In another application, computer scientists at Carnegie Mellon University are helping ranchers in Montana combat leafy spurge, an invasive weed that is becoming more common with climate change. By creating synthetic images of the weed in various weather conditions, they significantly improved an AI system's ability to detect it with drones.
The Environmental Catch-22 of AI
Artificial intelligence is a double-edged sword for environmental research. The technology itself contributes to the problems ecologists are trying to solve by consuming vast amounts of energy and water. A 2024 study found that generating a single AI image can use as much energy as fully charging a smartphone.
When this energy comes from fossil fuels, it exacerbates global warming—a major threat to wildlife. For right whales, warming waters are reducing the availability of their primary food source, forcing them into new areas with fewer protections. Furthermore, AI data centers require immense quantities of water for cooling, raising concerns about their impact on local ecosystems.
This creates a difficult dilemma for researchers. "As a young person who really wants to feel like I’m making a positive contribution, it becomes difficult to grapple with a lot of these sort of cost-benefit-analysis kind of decisions," said Sun.

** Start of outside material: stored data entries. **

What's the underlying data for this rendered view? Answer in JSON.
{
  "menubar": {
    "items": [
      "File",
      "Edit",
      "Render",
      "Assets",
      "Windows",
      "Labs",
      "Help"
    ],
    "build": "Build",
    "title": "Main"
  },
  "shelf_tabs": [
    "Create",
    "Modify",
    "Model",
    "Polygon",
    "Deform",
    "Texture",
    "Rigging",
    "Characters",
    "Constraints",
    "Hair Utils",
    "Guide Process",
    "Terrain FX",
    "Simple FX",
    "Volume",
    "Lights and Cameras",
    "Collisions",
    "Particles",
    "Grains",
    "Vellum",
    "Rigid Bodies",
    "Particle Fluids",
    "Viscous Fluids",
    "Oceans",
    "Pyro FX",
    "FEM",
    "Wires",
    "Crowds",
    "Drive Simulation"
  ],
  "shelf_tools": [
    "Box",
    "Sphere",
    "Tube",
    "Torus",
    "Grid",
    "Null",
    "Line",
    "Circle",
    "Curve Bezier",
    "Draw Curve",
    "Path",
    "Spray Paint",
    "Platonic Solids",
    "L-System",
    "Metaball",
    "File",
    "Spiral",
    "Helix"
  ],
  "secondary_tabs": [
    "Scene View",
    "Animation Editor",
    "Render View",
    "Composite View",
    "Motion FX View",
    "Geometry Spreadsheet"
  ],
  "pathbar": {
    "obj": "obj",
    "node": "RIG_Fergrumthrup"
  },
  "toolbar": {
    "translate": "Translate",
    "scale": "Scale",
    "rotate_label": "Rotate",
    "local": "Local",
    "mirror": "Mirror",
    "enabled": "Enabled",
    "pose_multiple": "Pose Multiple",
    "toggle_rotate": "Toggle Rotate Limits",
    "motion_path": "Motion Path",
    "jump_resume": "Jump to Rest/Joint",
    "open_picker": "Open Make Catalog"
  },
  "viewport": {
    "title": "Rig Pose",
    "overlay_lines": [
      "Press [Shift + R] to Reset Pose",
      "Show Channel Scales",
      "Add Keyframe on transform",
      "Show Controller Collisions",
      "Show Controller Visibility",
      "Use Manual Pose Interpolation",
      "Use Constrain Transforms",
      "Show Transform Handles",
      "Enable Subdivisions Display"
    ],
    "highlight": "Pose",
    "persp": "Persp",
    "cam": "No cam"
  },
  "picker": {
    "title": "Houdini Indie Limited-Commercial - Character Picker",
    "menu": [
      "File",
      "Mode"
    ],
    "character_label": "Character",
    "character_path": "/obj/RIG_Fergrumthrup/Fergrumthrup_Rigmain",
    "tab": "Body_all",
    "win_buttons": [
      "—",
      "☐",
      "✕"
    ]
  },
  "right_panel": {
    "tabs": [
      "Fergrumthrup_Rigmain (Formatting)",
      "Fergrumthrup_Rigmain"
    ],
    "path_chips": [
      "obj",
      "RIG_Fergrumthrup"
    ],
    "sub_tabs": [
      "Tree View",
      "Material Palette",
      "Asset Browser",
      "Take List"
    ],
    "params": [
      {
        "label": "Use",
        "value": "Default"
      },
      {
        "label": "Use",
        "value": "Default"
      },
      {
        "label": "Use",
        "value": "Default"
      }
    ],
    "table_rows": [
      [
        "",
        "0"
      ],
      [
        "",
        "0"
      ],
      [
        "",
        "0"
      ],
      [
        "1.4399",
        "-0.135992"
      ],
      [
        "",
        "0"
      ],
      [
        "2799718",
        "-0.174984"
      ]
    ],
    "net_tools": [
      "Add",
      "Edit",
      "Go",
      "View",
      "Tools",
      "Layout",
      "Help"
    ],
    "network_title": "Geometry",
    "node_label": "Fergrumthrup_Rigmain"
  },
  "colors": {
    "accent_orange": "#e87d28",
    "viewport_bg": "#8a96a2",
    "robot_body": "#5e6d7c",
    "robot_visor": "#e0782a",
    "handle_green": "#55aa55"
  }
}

Kasim Rafiq, a wildlife biologist at the University of Washington, echoed this sentiment. "You’ve got all these benefits, but then you also have the huge energy and data infrastructure costs... which puts you in this catch-22 situation." One solution, he suggests, is to develop smaller, more energy-efficient models.
Navigating the Future of AI in Ecology
The potential for misuse is another concern. In 2023, a fossil-fuel-funded think tank reportedly used a fake, AI-generated image of a dead whale on a beach to spread misinformation and discredit offshore wind energy, a claim scientists say has no supporting evidence.
Despite these downsides, many scientists believe AI has the potential to "revolutionize conservation," offering new ways to monitor the wildlife trade and project the impacts of climate change.
Cornell's Tolkova, while having reservations, remains open-minded. "I like to hope that there’s a lot that machine learning can do that isn’t just useful for creating chatbots, but also for meaningful conservation impact," she said. "I think it’s worth exploring those opportunities."